Nell’incontro di fine anno con l’Associazione Nazionale dei Comuni Italiani – ANCI, il Papa invita amministratori locali a promuovere umanità, speranza e coesione sociale, ponendo l’ascolto dei più fragili al centro del servizio pubblico
Nel cuore del tempo natalizio e alla conclusione dell’Anno Santo, Papa Leone XIV ha rivolto parole di forte richiamo ai rappresentanti dell’Associazione Nazionale dei Comuni Italiani (ANCI), riuniti in Sala Clementina in Vaticano il 29 dicembre 2025. La riflessione del Pontefice, profonda e articolata, si concentra sulle responsabilità civiche e sulla dignità della vita umana, indicando ai sindaci e agli amministratori locali principi ispirati alla fraternità, alla giustizia sociale e all’ascolto dei più fragili.
Il Natale come luce per il servizio pubblico
Aprendo il discorso con un richiamo alla celebrazione del Natale e al significato della nascita di Cristo, Leone XIV invita gli amministratori pubblici a vedere nella figura del “bambino nella mangiatoia” un modello di umiltà, responsabilità e servizio autentico. Il Papa sottolinea che ogni forma di autorità è chiamata non al potere autoreferenziale, ma alla cura delle persone e delle loro fragilità, soprattutto di chi è più vulnerabile.
Ascolto e responsabilità : le virtù dell’azione civica
Il Pontefice riconosce la complessità delle sfide che le comunità italiane affrontano quotidianamente: crisi demografica, fatiche delle famiglie, solitudine degli anziani, povertà sociale e conflitti interni. Egli richiama l’importanza dell’ascolto come dinamica sociale essenziale, indispensabile per orientare le scelte amministrative verso il bene comune e non verso mere formalità burocratiche.
Papa Leone XIV sottolinea con forza che le città non sono “spazi anonimi”, ma volti e storie da custodire come tesori preziosi. È questo sguardo personale e attento alla dignità umana che, secondo il Pontefice, può trasformare la quotidianità amministrativa in un autentico servizio di speranza.
Coesione sociale e lotta alle nuove povertà
Tra le sfide urgenti menzionate dal Papa, emerge la piaga del gioco d’azzardo, fenomeno in crescita che danneggia molte famiglie e richiede un impegno educativo oltre che sociale. Leone XIV invita le comunità a non sottovalutare altre forme di esclusione, come disturbi psichici, depressione, emarginazione sociale e povertà culturale, tutte condizioni che richiedono risposte integrate e umane.
Custodire la speranza e costruire alleanze sociali
Il Papa non manca di richiamare figure significative della storia italiana, come il venerabile Giorgio La Pira e Don Primo Mazzolari, esempi di amministratori e pastori che hanno incarnato una visione di città come comunità di persone legate dalla solidarietà e dall’amore reciproco. La loro testimonianza, dice Leone XIV, è una guida per chi oggi governa le comunità, chiamato a favorire alleanze sociali che promuovano la speranza e la dignità umana.

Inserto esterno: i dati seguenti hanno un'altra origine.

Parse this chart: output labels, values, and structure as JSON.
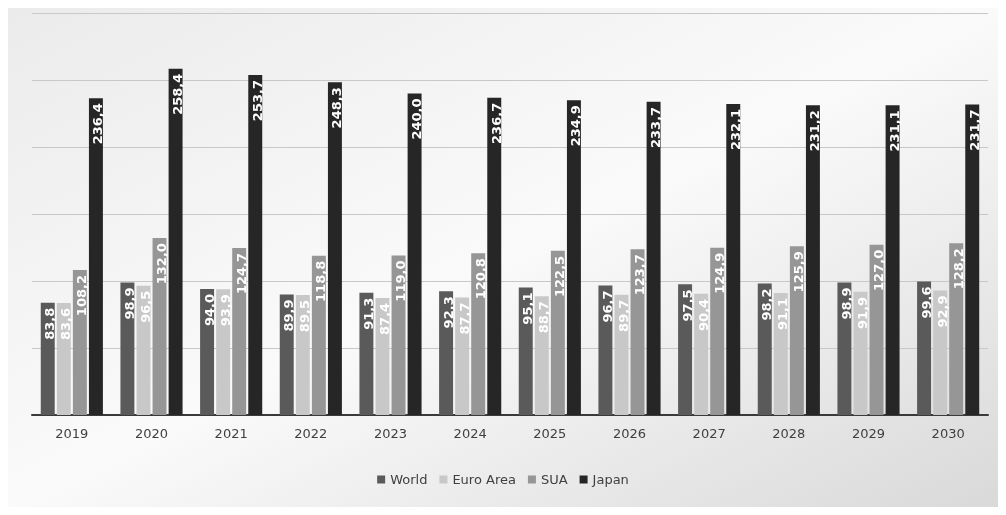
{
  "chart_data": {
    "type": "bar",
    "categories": [
      "2019",
      "2020",
      "2021",
      "2022",
      "2023",
      "2024",
      "2025",
      "2026",
      "2027",
      "2028",
      "2029",
      "2030"
    ],
    "series": [
      {
        "name": "World",
        "color": "#5a5a5a",
        "values": [
          83.8,
          98.9,
          94.0,
          89.9,
          91.3,
          92.3,
          95.1,
          96.7,
          97.5,
          98.2,
          98.9,
          99.6
        ],
        "value_labels": [
          "83,8",
          "98,9",
          "94,0",
          "89,9",
          "91,3",
          "92,3",
          "95,1",
          "96,7",
          "97,5",
          "98,2",
          "98,9",
          "99,6"
        ]
      },
      {
        "name": "Euro Area",
        "color": "#c8c8c8",
        "values": [
          83.6,
          96.5,
          93.9,
          89.5,
          87.4,
          87.7,
          88.7,
          89.7,
          90.4,
          91.1,
          91.9,
          92.9
        ],
        "value_labels": [
          "83,6",
          "96,5",
          "93,9",
          "89,5",
          "87,4",
          "87,7",
          "88,7",
          "89,7",
          "90,4",
          "91,1",
          "91,9",
          "92,9"
        ]
      },
      {
        "name": "SUA",
        "color": "#969696",
        "values": [
          108.2,
          132.0,
          124.7,
          118.8,
          119.0,
          120.8,
          122.5,
          123.7,
          124.9,
          125.9,
          127.0,
          128.2
        ],
        "value_labels": [
          "108,2",
          "132,0",
          "124,7",
          "118,8",
          "119,0",
          "120,8",
          "122,5",
          "123,7",
          "124,9",
          "125,9",
          "127,0",
          "128,2"
        ]
      },
      {
        "name": "Japan",
        "color": "#262626",
        "values": [
          236.4,
          258.4,
          253.7,
          248.3,
          240.0,
          236.7,
          234.9,
          233.7,
          232.1,
          231.2,
          231.1,
          231.7
        ],
        "value_labels": [
          "236,4",
          "258,4",
          "253,7",
          "248,3",
          "240,0",
          "236,7",
          "234,9",
          "233,7",
          "232,1",
          "231,2",
          "231,1",
          "231,7"
        ]
      }
    ],
    "ylim": [
      0,
      300
    ],
    "yticks": [
      {
        "value": 0,
        "label": null
      },
      {
        "value": 50,
        "label": null
      },
      {
        "value": 100,
        "label": null
      },
      {
        "value": 150,
        "label": null
      },
      {
        "value": 200,
        "label": null
      },
      {
        "value": 250,
        "label": null
      },
      {
        "value": 300,
        "label": null
      }
    ],
    "tick_labels": "x",
    "grid": "y",
    "legend": "bottom"
  }
}
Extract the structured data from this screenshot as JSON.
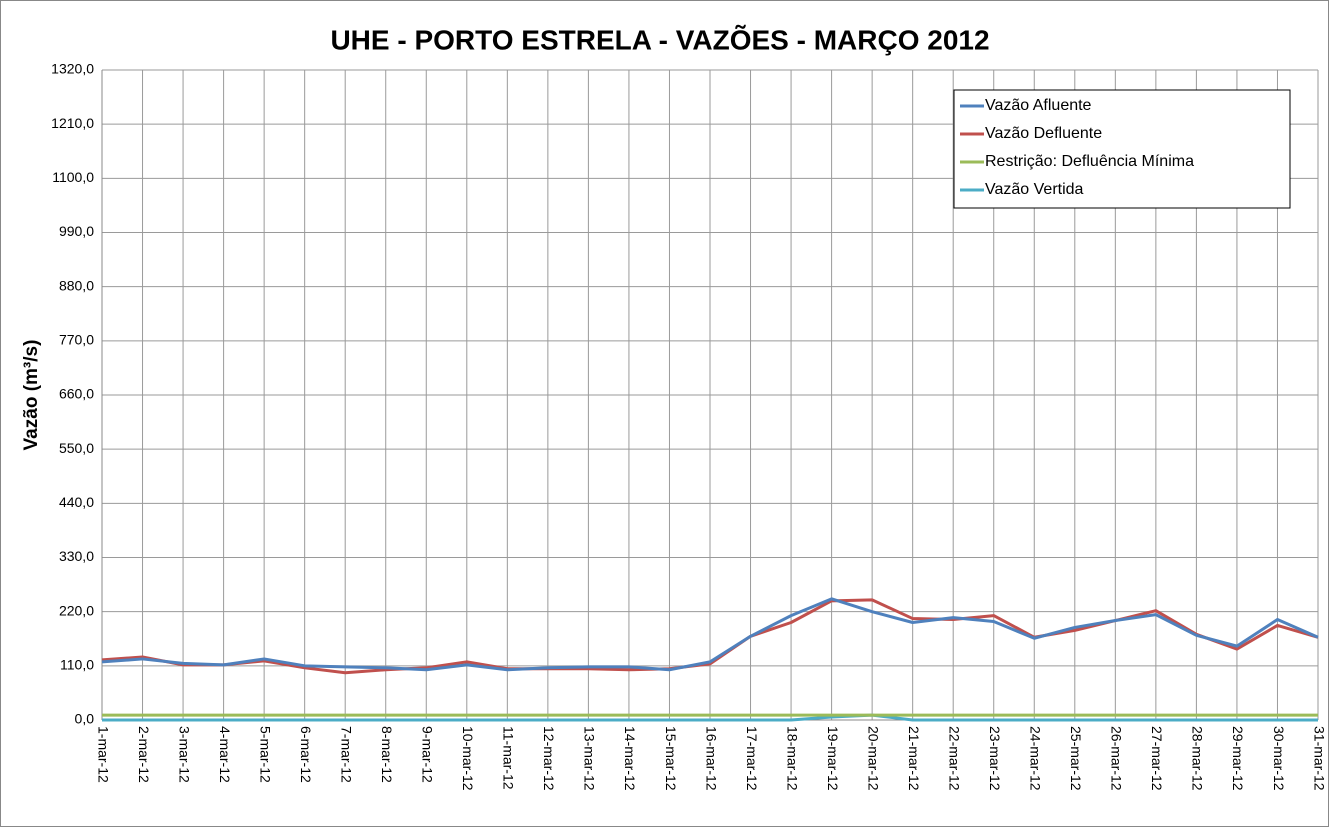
{
  "chart_data": {
    "type": "line",
    "title": "UHE - PORTO ESTRELA - VAZÕES - MARÇO 2012",
    "y_label": "Vazão (m³/s)",
    "categories": [
      "1-mar-12",
      "2-mar-12",
      "3-mar-12",
      "4-mar-12",
      "5-mar-12",
      "6-mar-12",
      "7-mar-12",
      "8-mar-12",
      "9-mar-12",
      "10-mar-12",
      "11-mar-12",
      "12-mar-12",
      "13-mar-12",
      "14-mar-12",
      "15-mar-12",
      "16-mar-12",
      "17-mar-12",
      "18-mar-12",
      "19-mar-12",
      "20-mar-12",
      "21-mar-12",
      "22-mar-12",
      "23-mar-12",
      "24-mar-12",
      "25-mar-12",
      "26-mar-12",
      "27-mar-12",
      "28-mar-12",
      "29-mar-12",
      "30-mar-12",
      "31-mar-12"
    ],
    "series": [
      {
        "name": "Vazão Afluente",
        "color": "#4f81bd",
        "values": [
          118,
          124,
          115,
          112,
          124,
          110,
          108,
          106,
          102,
          112,
          102,
          106,
          108,
          108,
          102,
          118,
          170,
          212,
          246,
          220,
          198,
          208,
          200,
          166,
          188,
          202,
          214,
          172,
          150,
          204,
          168
        ]
      },
      {
        "name": "Vazão Defluente",
        "color": "#c0504d",
        "values": [
          122,
          128,
          112,
          112,
          120,
          106,
          96,
          102,
          106,
          118,
          104,
          104,
          104,
          102,
          104,
          114,
          170,
          198,
          242,
          244,
          206,
          204,
          212,
          168,
          182,
          202,
          222,
          174,
          144,
          192,
          168
        ]
      },
      {
        "name": "Restrição: Defluência Mínima",
        "color": "#9bbb59",
        "values": [
          10,
          10,
          10,
          10,
          10,
          10,
          10,
          10,
          10,
          10,
          10,
          10,
          10,
          10,
          10,
          10,
          10,
          10,
          10,
          10,
          10,
          10,
          10,
          10,
          10,
          10,
          10,
          10,
          10,
          10,
          10
        ]
      },
      {
        "name": "Vazão Vertida",
        "color": "#4bacc6",
        "values": [
          0,
          0,
          0,
          0,
          0,
          0,
          0,
          0,
          0,
          0,
          0,
          0,
          0,
          0,
          0,
          0,
          0,
          0,
          6,
          10,
          0,
          0,
          0,
          0,
          0,
          0,
          0,
          0,
          0,
          0,
          0
        ]
      }
    ],
    "ylim": [
      0,
      1320
    ],
    "yticks": [
      {
        "value": 0,
        "label": "0,0"
      },
      {
        "value": 110,
        "label": "110,0"
      },
      {
        "value": 220,
        "label": "220,0"
      },
      {
        "value": 330,
        "label": "330,0"
      },
      {
        "value": 440,
        "label": "440,0"
      },
      {
        "value": 550,
        "label": "550,0"
      },
      {
        "value": 660,
        "label": "660,0"
      },
      {
        "value": 770,
        "label": "770,0"
      },
      {
        "value": 880,
        "label": "880,0"
      },
      {
        "value": 990,
        "label": "990,0"
      },
      {
        "value": 1100,
        "label": "1100,0"
      },
      {
        "value": 1210,
        "label": "1210,0"
      },
      {
        "value": 1320,
        "label": "1320,0"
      }
    ],
    "grid": true,
    "legend": "top-right"
  }
}
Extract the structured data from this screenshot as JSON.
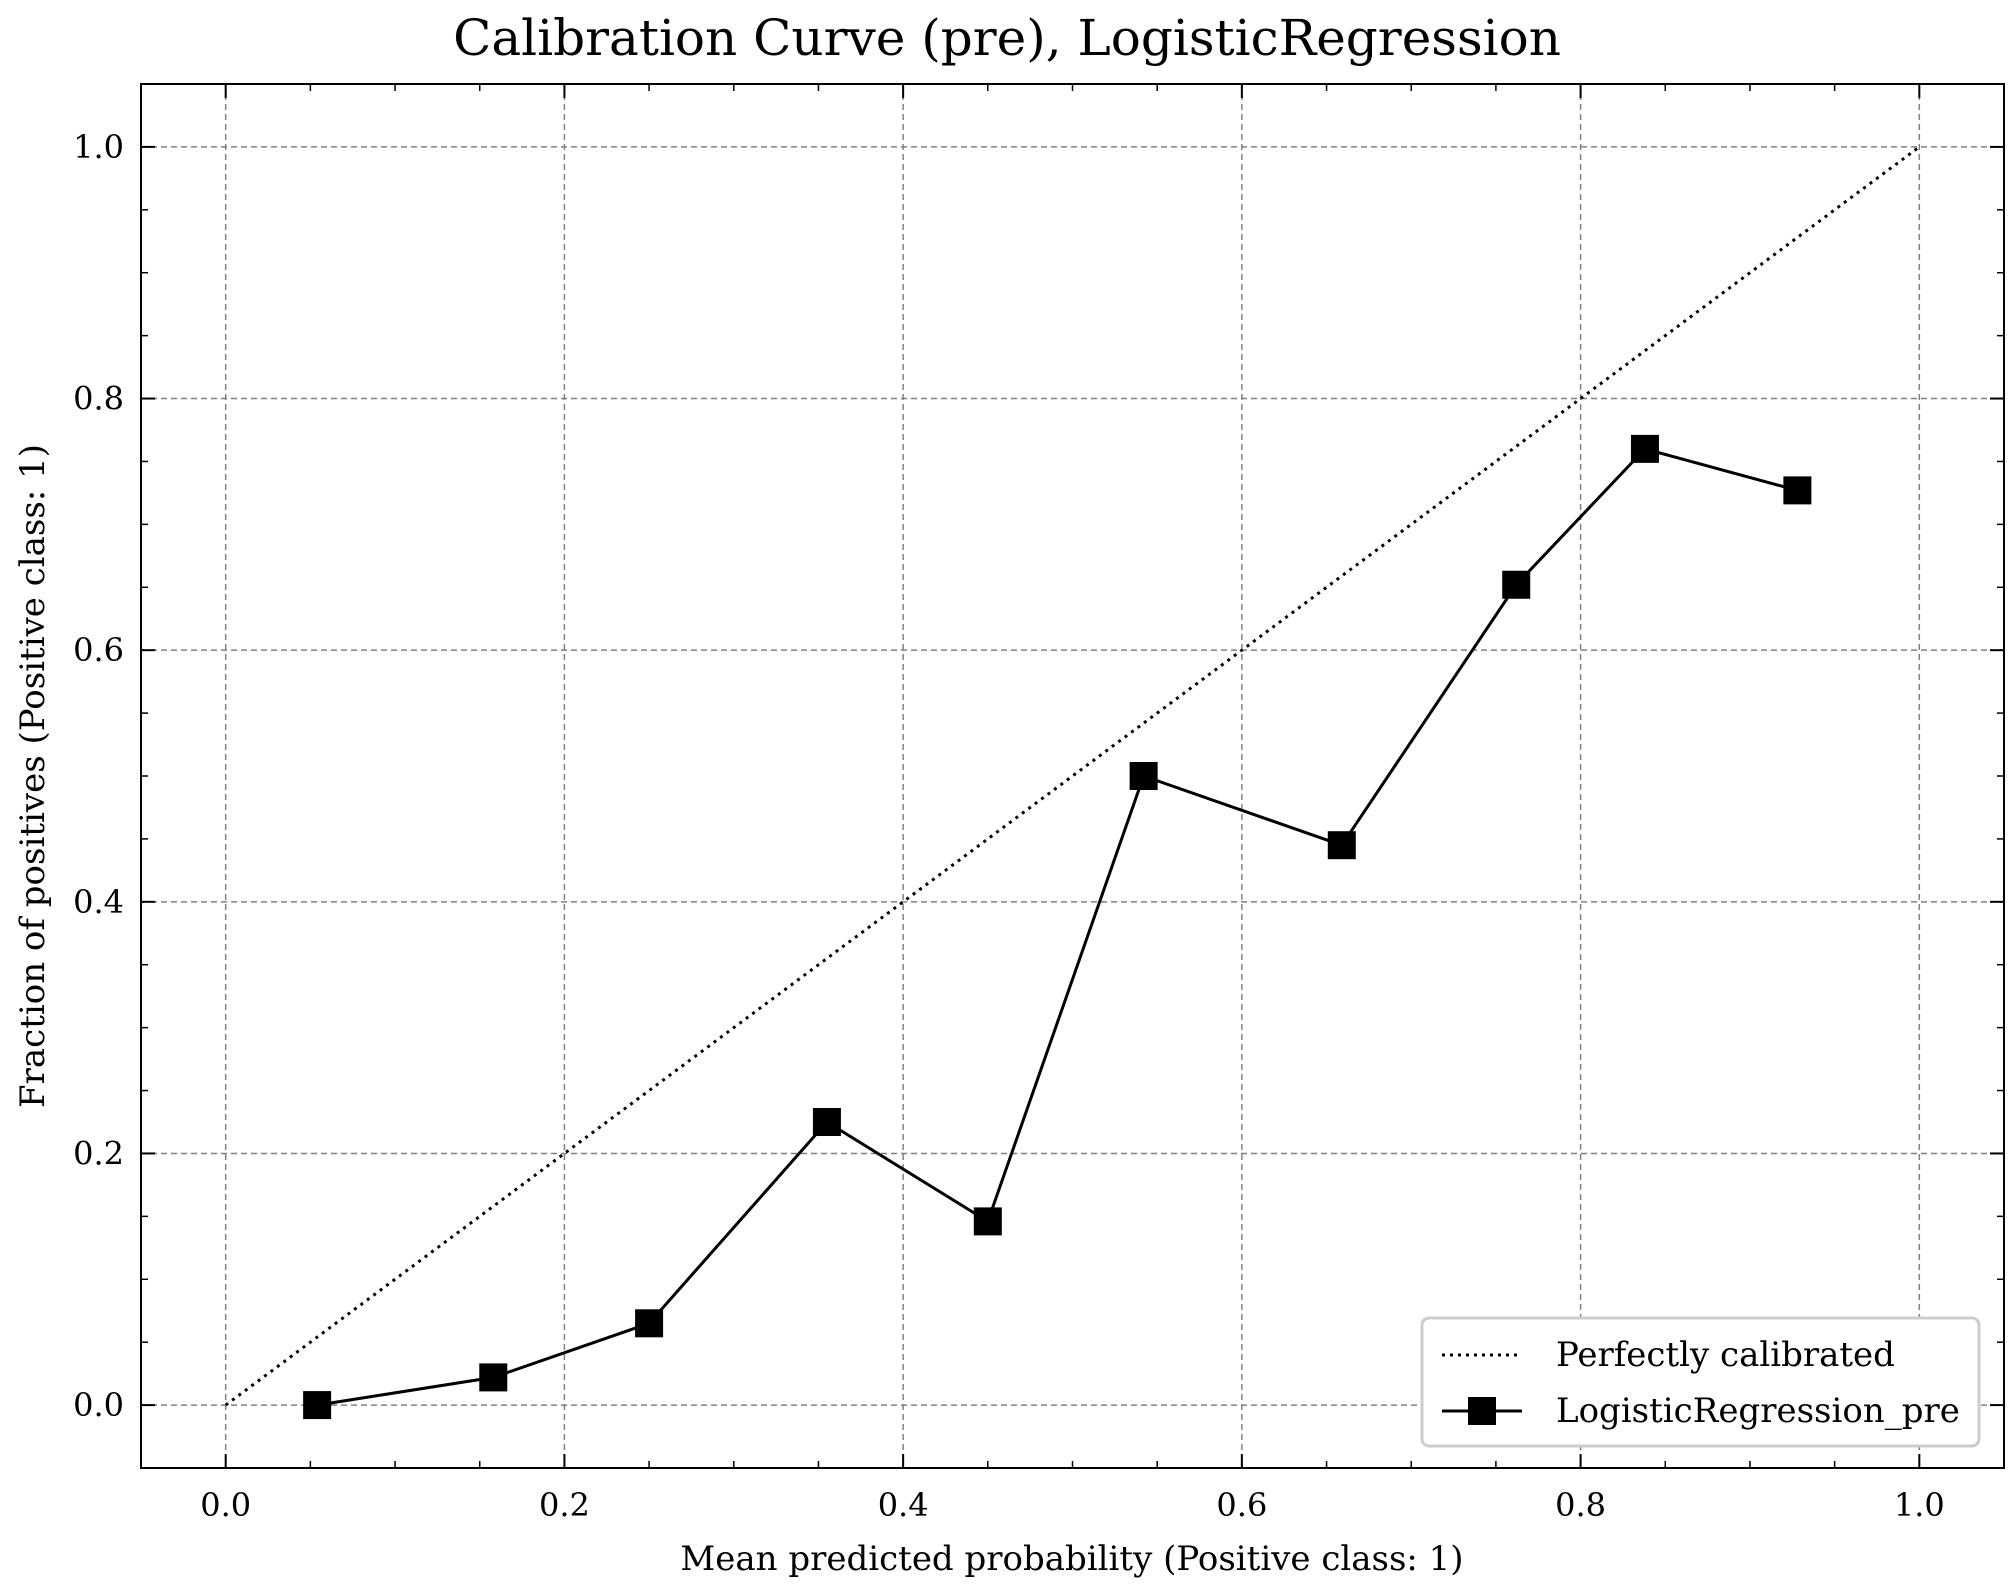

Il Pontefice invita infine tutti i presenti a essere “maestri di dedizione al bene comune”, consapevoli che l’azione amministrativa può contribuire a un futuro migliore se orientata alla promozione integrale della persona.
Nel suo intervento ai Comuni italiani, Papa Leone XIV richiama con forza il valore dei territori come luoghi concreti in cui la dignità umana prende forma nella vita quotidiana. Le città e i piccoli centri non sono soltanto strutture amministrative, ma comunità vive, fatte di relazioni, fragilità e responsabilità condivise. Per questo, il Papa invita chi governa a custodire i territori come spazi di prossimità, capaci di generare fiducia, partecipazione e attenzione verso chi resta ai margini. La buona amministrazione, sottolinea, nasce dall’ascolto e dalla capacità di riconoscere ogni persona come portatrice di valore, evitando logiche di esclusione o di mera efficienza burocratica.
Un augurio di speranza per il nuovo anno
Concludendo il suo discorso, Papa Leone XIV impartisce la benedizione apostolica ai membri dell’ANCI e alle loro famiglie, accompagnata dall’augurio di un anno nuovo ricco di fiducia, responsabilità e impegno condiviso. In un tempo segnato da sfide sociali complesse, il richiamo alla cura delle persone più fragili e alla costruzione di comunità solidali resta un messaggio di speranza e di orientamento per l’Italia intera.